Secretory phospholipase A₂ (sPLA₂-IIA) is an inflammatory protein known to play a role in the pathogenesis of envenomation. Over the last 30 years, interest in PLA₂ has grown beyond its enzymatic capacity to cleave phospholipids. PLA₂ cleave membrane phospholipids to release arachidonic acid, the precursor to a large family of pro-inflammatory eicosanoids including prostaglandins and leukotrienes. Current therapies include non-steriodal anti-inflammatory drugs (NSAIDs') that inhibit cyclooxygenases (COX-1, COX-2) but have no effect on the production of leukotrienes or platelet activating factor (PAF) [170, 171]. In addition, existing treatment with non-steroidal drugs is the only choice for the treatment of anti-inflammatory. However, the available treatments (such as targeting tumour necrosis factor and TNF signaling) do not cure the disease in the clinical settings, and ultimately leads to adverse side effects [172]. A simple mechanism of action of inhibitors on interleukin (IL) induced expression of sPLA₂ and matrix metalloproteinase proposed. Cytokines induced the expression of sPLA₂-IIA and MMP via activation of mitogenactivated protein kinase (MAPK) etc. Natural inhibitor inhibits p38 MAPK phosphorylation and slows down the activation of transcription factor which control the transcription of sPLA₂, matrix metalloproteinase (MMP) such as MMP-1, MMP-2, MMP-3 and MMP-9 and inflammatory cytokine like IL-1, IL-6 and TNF -alpha etc. The effects of inhibitors inhibit the sPLA₂ action and decrease the formation of arachidonic acid for prostaglandin production (Figure 2).

Figure 2.

Flow chart represents the simple mechanism of action of inhibitors on interleukin (IL) induced expression of secretory phospholipase A₂ (sPLA₂) and matrix metalloproteinase. Cytokines induced the expression of sPLA₂-IIA and MMP via activation of mitogen-activated protein kinase (MAPK) etc.

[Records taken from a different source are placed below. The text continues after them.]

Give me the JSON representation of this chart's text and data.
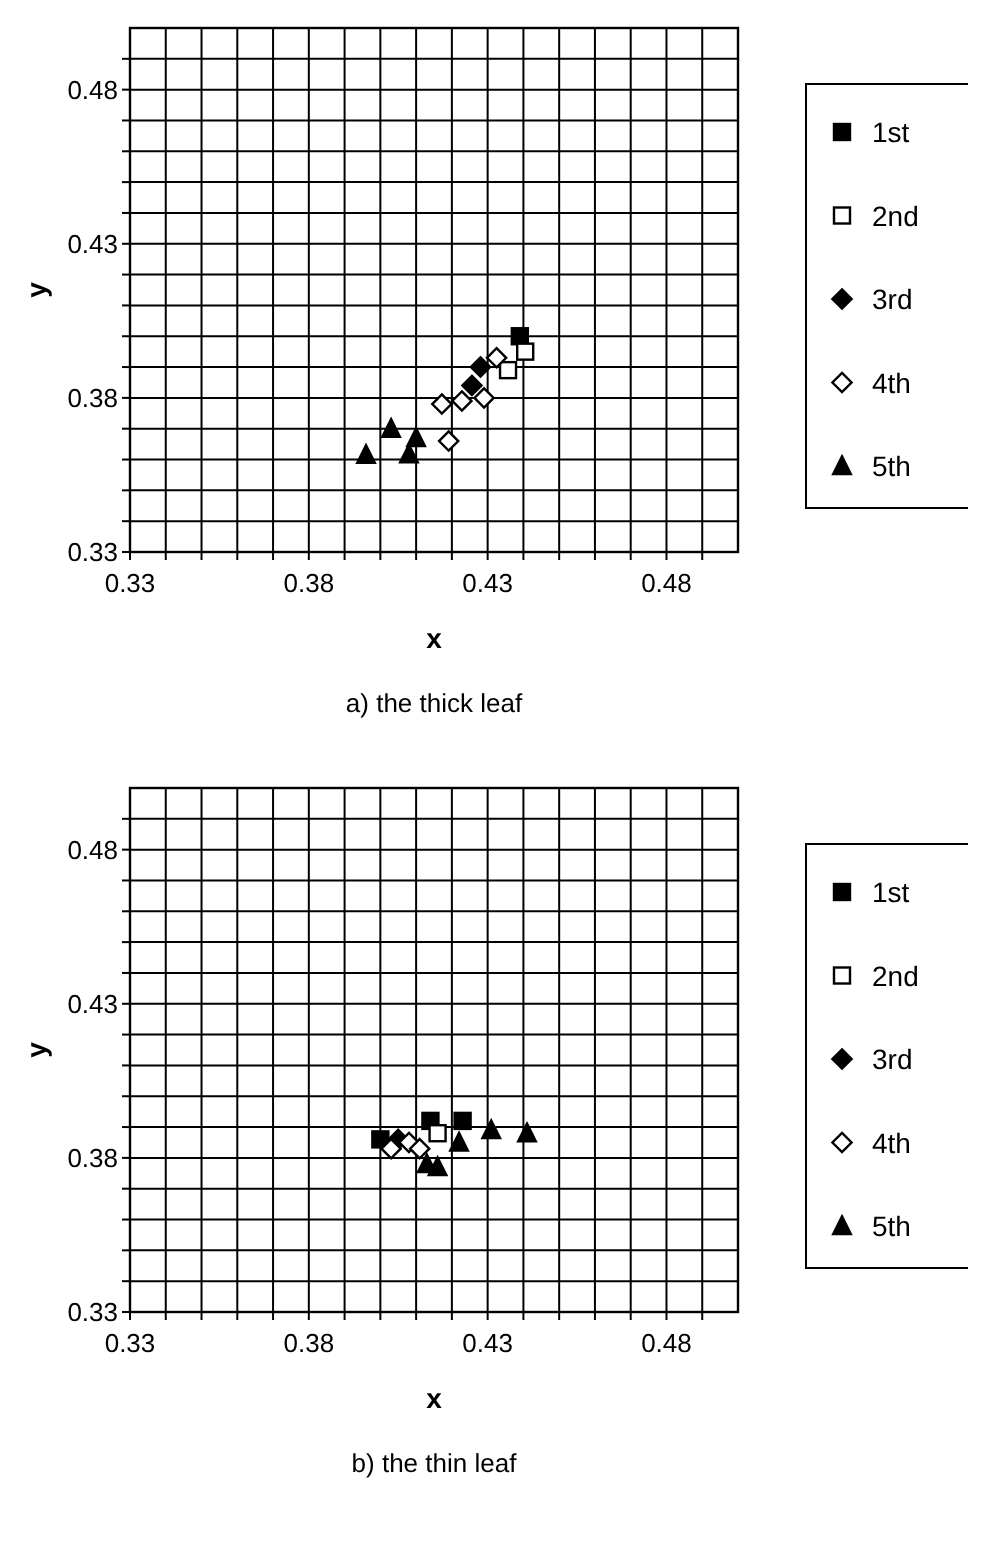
{
  "chart_data": [
    {
      "type": "scatter",
      "title": "a) the thick leaf",
      "xlabel": "x",
      "ylabel": "y",
      "xlim": [
        0.33,
        0.5
      ],
      "ylim": [
        0.33,
        0.5
      ],
      "xticks": [
        0.33,
        {
          "value": 0.34,
          "label": null
        },
        {
          "value": 0.35,
          "label": null
        },
        {
          "value": 0.36,
          "label": null
        },
        {
          "value": 0.37,
          "label": null
        },
        0.38,
        {
          "value": 0.39,
          "label": null
        },
        {
          "value": 0.4,
          "label": null
        },
        {
          "value": 0.41,
          "label": null
        },
        {
          "value": 0.42,
          "label": null
        },
        0.43,
        {
          "value": 0.44,
          "label": null
        },
        {
          "value": 0.45,
          "label": null
        },
        {
          "value": 0.46,
          "label": null
        },
        {
          "value": 0.47,
          "label": null
        },
        0.48,
        {
          "value": 0.49,
          "label": null
        }
      ],
      "yticks": [
        0.33,
        {
          "value": 0.34,
          "label": null
        },
        {
          "value": 0.35,
          "label": null
        },
        {
          "value": 0.36,
          "label": null
        },
        {
          "value": 0.37,
          "label": null
        },
        0.38,
        {
          "value": 0.39,
          "label": null
        },
        {
          "value": 0.4,
          "label": null
        },
        {
          "value": 0.41,
          "label": null
        },
        {
          "value": 0.42,
          "label": null
        },
        0.43,
        {
          "value": 0.44,
          "label": null
        },
        {
          "value": 0.45,
          "label": null
        },
        {
          "value": 0.46,
          "label": null
        },
        {
          "value": 0.47,
          "label": null
        },
        0.48,
        {
          "value": 0.49,
          "label": null
        }
      ],
      "grid": true,
      "legend": "right",
      "series": [
        {
          "name": "1st",
          "color": "#000000",
          "marker": "square",
          "x": [
            0.439
          ],
          "values": [
            0.4
          ]
        },
        {
          "name": "2nd",
          "color": "#ffffff",
          "marker": "square",
          "x": [
            0.4405,
            0.4357
          ],
          "values": [
            0.395,
            0.389
          ]
        },
        {
          "name": "3rd",
          "color": "#000000",
          "marker": "diamond",
          "x": [
            0.4256,
            0.428
          ],
          "values": [
            0.384,
            0.39
          ]
        },
        {
          "name": "4th",
          "color": "#ffffff",
          "marker": "diamond",
          "x": [
            0.4172,
            0.4228,
            0.429,
            0.4191,
            0.4325
          ],
          "values": [
            0.378,
            0.379,
            0.38,
            0.366,
            0.393
          ]
        },
        {
          "name": "5th",
          "color": "#000000",
          "marker": "triangle",
          "x": [
            0.396,
            0.403,
            0.408,
            0.41
          ],
          "values": [
            0.3615,
            0.37,
            0.3617,
            0.367
          ]
        }
      ]
    },
    {
      "type": "scatter",
      "title": "b) the thin leaf",
      "xlabel": "x",
      "ylabel": "y",
      "xlim": [
        0.33,
        0.5
      ],
      "ylim": [
        0.33,
        0.5
      ],
      "xticks": [
        0.33,
        {
          "value": 0.34,
          "label": null
        },
        {
          "value": 0.35,
          "label": null
        },
        {
          "value": 0.36,
          "label": null
        },
        {
          "value": 0.37,
          "label": null
        },
        0.38,
        {
          "value": 0.39,
          "label": null
        },
        {
          "value": 0.4,
          "label": null
        },
        {
          "value": 0.41,
          "label": null
        },
        {
          "value": 0.42,
          "label": null
        },
        0.43,
        {
          "value": 0.44,
          "label": null
        },
        {
          "value": 0.45,
          "label": null
        },
        {
          "value": 0.46,
          "label": null
        },
        {
          "value": 0.47,
          "label": null
        },
        0.48,
        {
          "value": 0.49,
          "label": null
        }
      ],
      "yticks": [
        0.33,
        {
          "value": 0.34,
          "label": null
        },
        {
          "value": 0.35,
          "label": null
        },
        {
          "value": 0.36,
          "label": null
        },
        {
          "value": 0.37,
          "label": null
        },
        0.38,
        {
          "value": 0.39,
          "label": null
        },
        {
          "value": 0.4,
          "label": null
        },
        {
          "value": 0.41,
          "label": null
        },
        {
          "value": 0.42,
          "label": null
        },
        0.43,
        {
          "value": 0.44,
          "label": null
        },
        {
          "value": 0.45,
          "label": null
        },
        {
          "value": 0.46,
          "label": null
        },
        {
          "value": 0.47,
          "label": null
        },
        0.48,
        {
          "value": 0.49,
          "label": null
        }
      ],
      "grid": true,
      "legend": "right",
      "series": [
        {
          "name": "1st",
          "color": "#000000",
          "marker": "square",
          "x": [
            0.4,
            0.414,
            0.423
          ],
          "values": [
            0.386,
            0.392,
            0.392
          ]
        },
        {
          "name": "2nd",
          "color": "#ffffff",
          "marker": "square",
          "x": [
            0.416
          ],
          "values": [
            0.388
          ]
        },
        {
          "name": "3rd",
          "color": "#000000",
          "marker": "diamond",
          "x": [
            0.405
          ],
          "values": [
            0.386
          ]
        },
        {
          "name": "4th",
          "color": "#ffffff",
          "marker": "diamond",
          "x": [
            0.403,
            0.408,
            0.411
          ],
          "values": [
            0.383,
            0.385,
            0.383
          ]
        },
        {
          "name": "5th",
          "color": "#000000",
          "marker": "triangle",
          "x": [
            0.413,
            0.416,
            0.422,
            0.431,
            0.441
          ],
          "values": [
            0.378,
            0.377,
            0.385,
            0.389,
            0.388
          ]
        }
      ]
    }
  ]
}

Conclusions and future impacts

Snakebite envenomations and their severity remain is not clear yet. However, this poorly neutralized by conventional antivenom serotherapy. In severe cases, these local effects may lead to permanent tissue loss, disability or amputation. A renewed interest in the phenomenon of inter- and intra-species resistance towards the toxicity of snake venoms, coupled with the search for new strategies for treatment of snake envenomations, has prompted the discovery of proteins which neutralize the major toxic components of these venoms. Naturally available inhibitors occupy an important place in the potential to neutralize the toxic effects caused by snake venom proteins. It has been well recognized for several years that animal sera, some plant and marine extracts, antibiotics from synthetic chemicals are the most potent in neutralizing snake venoms. The implications of these new groups of PLA₂ toxin inhibitors in the context of our current understanding of snake biology as well as in the development of novel therapeutic reagents in the treatment of snake envenomations world-wide are discussed. Furthermore, the biotechnological potential of PLA₂ inhibitors may provide therapeutic molecular models with antiophidian activity to supplement the conventional serum therapy against these multifunctional enzymes. In addition to that the clinically importance of these natural inhibitors may lead to the development of new novel antivenoms therapeutics for the efficient treatment of the envenomation.